[MDEV-32898] Phantom rows caused by UPDATE of PRIMARY KEY Created: 2023-11-28  Updated: 2024-02-01

Status: Stalled
Project: MariaDB Server
Component/s: Storage Engine - InnoDB
Affects Version/s: 10.4, 10.5, 10.6, 10.11, 11.0, 11.1, 11.2, 11.2.2
Fix Version/s: 10.5, 10.6, 10.11, 11.0, 11.1, 11.2, 11.3, 11.4

Type: Bug Priority: Critical
Reporter: Zhuang Liu Assignee: Marko Mäkelä
Resolution: Unresolved Votes: 1
Labels: innodb
Environment:

Ubuntu 22.04


Issue Links:
Relates
relates to MDEV-14589 InnoDB should not lock a delete-marke... Closed
relates to MDEV-26642 Weird SELECT view when a record is mo... Confirmed
relates to MDEV-26643 Inconsistent behaviors of UPDATE unde... Open

 Description   

Under REPEATABLE-READ isolation level,an UPDATE statement which update the value of primary key caused phantom rows in another transaction.
How to repeat:

/* init */ CREATE TABLE t(a INT PRIMARY KEY, b INT);
/* init */ INSERT INTO t VALUES (1, 1);
/* init */ INSERT INTO t VALUES (2, 2);
/* t1 */ SET SESSION TRANSACTION ISOLATION LEVEL REPEATABLE READ;
/* t2 */ SET SESSION TRANSACTION ISOLATION LEVEL REPEATABLE READ;
 
/* t1 */ BEGIN;
/* t1 */ SELECT * FROM t LOCK IN SHARE MODE;
/* t2 */ BEGIN;
/* t2 */ SELECT * FROM t;  -- [(1, 1), (2, 2)]
/* t1 */ UPDATE t SET a=3 WHERE b = 2;
/* t1 */ COMMIT;
/* t2 */ UPDATE t SET b=3;
/* t2 */ SELECT * FROM t; -- [(1, 3), (2, 2), (3, 3)] 
/* t2 */ COMMIT;

It appears that a phantom row (2, 2) showed up in the second consistent read of T2. And if you commit the second transaction, the phantom row will disappear. I'm not sure whether this is a new bug or a duplicate one. From the user's perspective, I haven't inserted a new row, updating existing rows should not result in phantom rows.



 Comments   
Comment by Zhuang Liu [ 2023-11-28 ]

This bug can also be reproduced in MySQL8.2.0 and has been verified by MySQL Verification Team. mysql# #113228

Comment by Marko Mäkelä [ 2023-11-30 ]

Thank you. Here is my mtr version of this:

--source include/have_innodb.inc
CREATE TABLE t(a INT PRIMARY KEY, b INT) ENGINE=InnoDB;
INSERT INTO t VALUES (1,1),(2,2);
--connect con1,localhost,root
BEGIN; SELECT * FROM t LOCK IN SHARE MODE;
--connection default
BEGIN;
SELECT * FROM t;
--connection con1
UPDATE t SET a=3 WHERE b=2;
COMMIT;
--disconnect con1
--connection default
UPDATE t SET b=3;
SELECT * FROM t;
COMMIT;
DROP TABLE t;

10.6 b3a628c7d4ec5b765768bd374d83beea59880522

CREATE TABLE t(a INT PRIMARY KEY, b INT) ENGINE=InnoDB;
INSERT INTO t VALUES (1,1),(2,2);
connect con1,localhost,root;
BEGIN;
SELECT * FROM t LOCK IN SHARE MODE;
a	b
1	1
2	2
connection default;
BEGIN;
SELECT * FROM t;
a	b
1	1
2	2
connection con1;
UPDATE t SET a=3 WHERE b=2;
COMMIT;
disconnect con1;
connection default;
UPDATE t SET b=3;
SELECT * FROM t;
a	b
1	3
2	2
3	3
COMMIT;
DROP TABLE t;

I got the same result on the 10.4 branch as well.

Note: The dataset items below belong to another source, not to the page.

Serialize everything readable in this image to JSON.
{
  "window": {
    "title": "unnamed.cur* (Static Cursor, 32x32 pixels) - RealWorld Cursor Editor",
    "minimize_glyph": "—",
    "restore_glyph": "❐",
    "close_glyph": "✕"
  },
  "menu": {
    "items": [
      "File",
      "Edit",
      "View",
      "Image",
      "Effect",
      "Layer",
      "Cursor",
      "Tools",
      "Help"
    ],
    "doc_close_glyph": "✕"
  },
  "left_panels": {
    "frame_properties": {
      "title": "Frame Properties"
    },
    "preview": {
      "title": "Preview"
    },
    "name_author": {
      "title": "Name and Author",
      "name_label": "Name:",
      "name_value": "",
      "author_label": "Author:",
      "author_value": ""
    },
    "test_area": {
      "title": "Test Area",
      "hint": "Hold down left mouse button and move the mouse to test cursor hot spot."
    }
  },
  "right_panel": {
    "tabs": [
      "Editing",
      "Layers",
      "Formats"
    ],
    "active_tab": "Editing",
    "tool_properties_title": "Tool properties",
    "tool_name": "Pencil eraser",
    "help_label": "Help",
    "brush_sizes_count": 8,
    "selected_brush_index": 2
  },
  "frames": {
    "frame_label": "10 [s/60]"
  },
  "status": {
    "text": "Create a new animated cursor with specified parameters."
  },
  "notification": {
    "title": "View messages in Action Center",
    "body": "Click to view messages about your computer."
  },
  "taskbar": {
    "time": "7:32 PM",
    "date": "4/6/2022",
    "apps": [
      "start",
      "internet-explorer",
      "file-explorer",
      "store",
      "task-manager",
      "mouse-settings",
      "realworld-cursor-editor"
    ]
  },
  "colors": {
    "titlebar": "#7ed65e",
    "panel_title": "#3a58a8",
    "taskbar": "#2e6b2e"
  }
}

I did not explicitly change the transaction isolation level, because REPEATABLE READ is the default. As far as I remember, some people who worked in the MySQL Falcon project back when Innobase Oy was an Oracle subsidiary but MySQL AB wasn’t, called this InnoDB anomaly the WRITE COMMITTED isolation level. That is, locking reads in InnoDB always were essentially READ COMMITTED. All we want is to successfully acquire a lock.

I had discussed a possible way of fixing this in MDEV-14589. If I change the test to use the SERIALIZABLE isolation level in both connections, then the first UPDATE will be blocked.

I think that this bug has been reported earlier, and finally I found MDEV-26642 and MDEV-26643, which are very similar.

Comment by Marko Mäkelä [ 2023-11-30 ]

Does this report look like a duplicate of MDEV-26642 or MDEV-26643 to you?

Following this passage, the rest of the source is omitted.